调度器的现象就是无法工作了,没有反应,但是resourcemanager其他的功能没有收到影响。
推断应该是调度器内部出现死锁了
现在我们还无法重现这个问题,就更加不好解决了。。。
哪位同学也遇到过同样的问题,求解答。
我们自己再尝试着重现这个问题,希望早日解决…………
经过近10个小时不断的提交任务,终于又重现了这个异常,果然,fairscheduler的内部出现了block。我们提了一个issue:
https://issues.apache.org/jira/browse/YARN-1458
经过与cloudera工程师 Sandy 还有我们组的大麦同学合作,终于把问题解决了,我们也提了patch。
原因:
如果一个队列中所有的作业请求资源为0,或者作业还没有提交资源请求,这个时候在:
org.apache.hadoop.yarn.server.resourcemanager.scheduler.fair.policies.ComputeFairShares.computeShares(ComputeFairShares.java:102)会出现死循环。
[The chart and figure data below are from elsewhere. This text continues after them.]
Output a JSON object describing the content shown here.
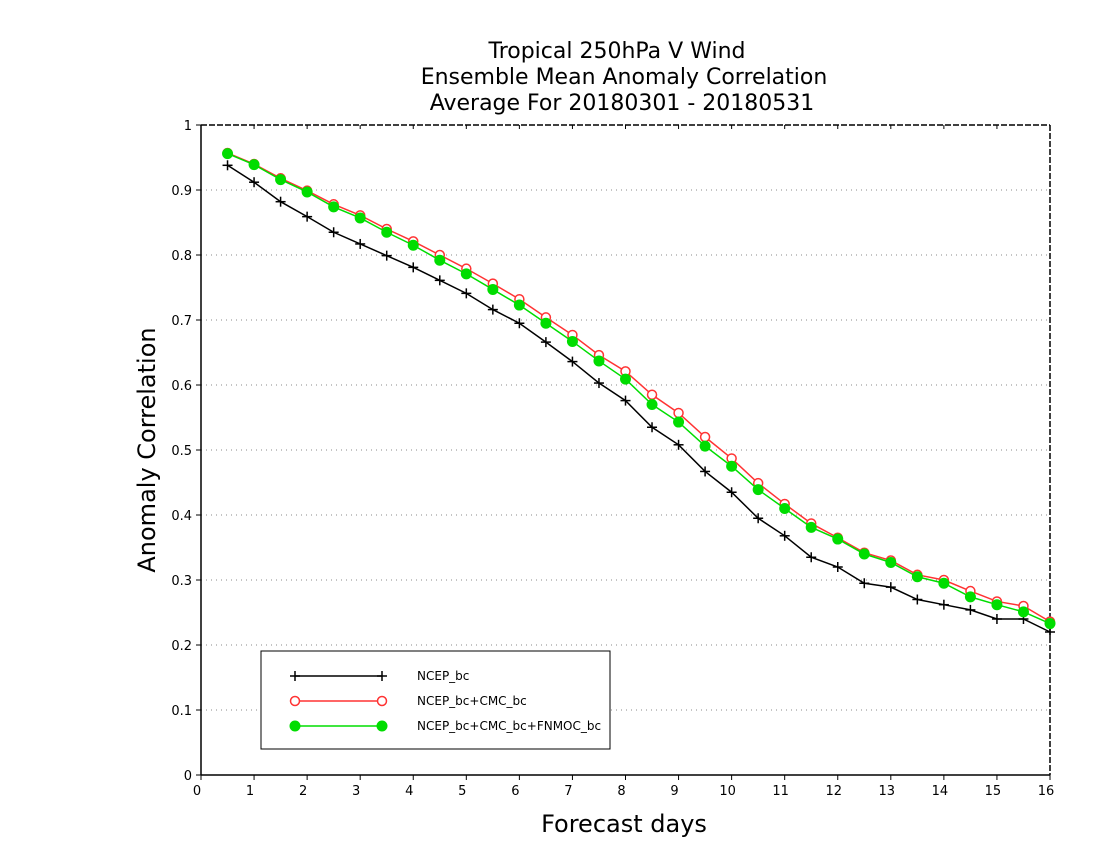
{
  "chart_data": {
    "type": "line",
    "title_lines": [
      "Tropical 250hPa V Wind",
      "Ensemble Mean Anomaly Correlation",
      "Average For 20180301 - 20180531"
    ],
    "xlabel": "Forecast days",
    "ylabel": "Anomaly Correlation",
    "xlim": [
      0,
      16
    ],
    "ylim": [
      0,
      1
    ],
    "x_ticks": [
      "0",
      "1",
      "2",
      "3",
      "4",
      "5",
      "6",
      "7",
      "8",
      "9",
      "10",
      "11",
      "12",
      "13",
      "14",
      "15",
      "16"
    ],
    "y_ticks": [
      "0",
      "0.1",
      "0.2",
      "0.3",
      "0.4",
      "0.5",
      "0.6",
      "0.7",
      "0.8",
      "0.9",
      "1"
    ],
    "grid": "horizontal-dotted",
    "legend_position": "bottom-left",
    "x": [
      0.5,
      1,
      1.5,
      2,
      2.5,
      3,
      3.5,
      4,
      4.5,
      5,
      5.5,
      6,
      6.5,
      7,
      7.5,
      8,
      8.5,
      9,
      9.5,
      10,
      10.5,
      11,
      11.5,
      12,
      12.5,
      13,
      13.5,
      14,
      14.5,
      15,
      15.5,
      16
    ],
    "series": [
      {
        "name": "NCEP_bc",
        "color": "#000000",
        "marker": "plus",
        "values": [
          0.938,
          0.912,
          0.882,
          0.859,
          0.835,
          0.817,
          0.799,
          0.781,
          0.761,
          0.741,
          0.716,
          0.695,
          0.666,
          0.636,
          0.603,
          0.576,
          0.535,
          0.508,
          0.467,
          0.435,
          0.395,
          0.368,
          0.335,
          0.32,
          0.295,
          0.289,
          0.27,
          0.262,
          0.254,
          0.24,
          0.24,
          0.22
        ]
      },
      {
        "name": "NCEP_bc+CMC_bc",
        "color": "#ff3333",
        "marker": "open-circle",
        "values": [
          0.957,
          0.94,
          0.918,
          0.899,
          0.878,
          0.861,
          0.84,
          0.821,
          0.8,
          0.779,
          0.756,
          0.732,
          0.704,
          0.677,
          0.646,
          0.621,
          0.585,
          0.557,
          0.52,
          0.487,
          0.449,
          0.417,
          0.387,
          0.365,
          0.342,
          0.33,
          0.308,
          0.3,
          0.283,
          0.267,
          0.26,
          0.236
        ]
      },
      {
        "name": "NCEP_bc+CMC_bc+FNMOC_bc",
        "color": "#00dd00",
        "marker": "filled-circle",
        "values": [
          0.956,
          0.939,
          0.916,
          0.897,
          0.874,
          0.857,
          0.835,
          0.815,
          0.792,
          0.771,
          0.747,
          0.723,
          0.695,
          0.667,
          0.637,
          0.609,
          0.57,
          0.543,
          0.506,
          0.475,
          0.439,
          0.41,
          0.381,
          0.363,
          0.34,
          0.327,
          0.305,
          0.295,
          0.274,
          0.262,
          0.251,
          0.233
        ]
      }
    ]
  }
}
代码:
while (resourceUsedWithWeightToResourceRatio(rMax, schedulables, type) < totalResource) { rMax *= 2.0; }
resourceUsedWithWeightToResourceRatio(rMax, schedulables, type)返回为0,那么这个 rMax *=2.0 就不会起作用。程序进入死循环。
解决:
1、将yarn-site.xml 的配置项:
<property> <name>yarn.scheduler.fair.sizebasedweight</name> <value>false</value> </property>置成false, 就会避免这个问题
2、当下面的方法返回0,直接跳出循环,调度器会将该队列的weight看成0。 具体问题描述请看 issue的讨论部分
resourceUsedWithWeightToResourceRatio(rMax, schedulables, type)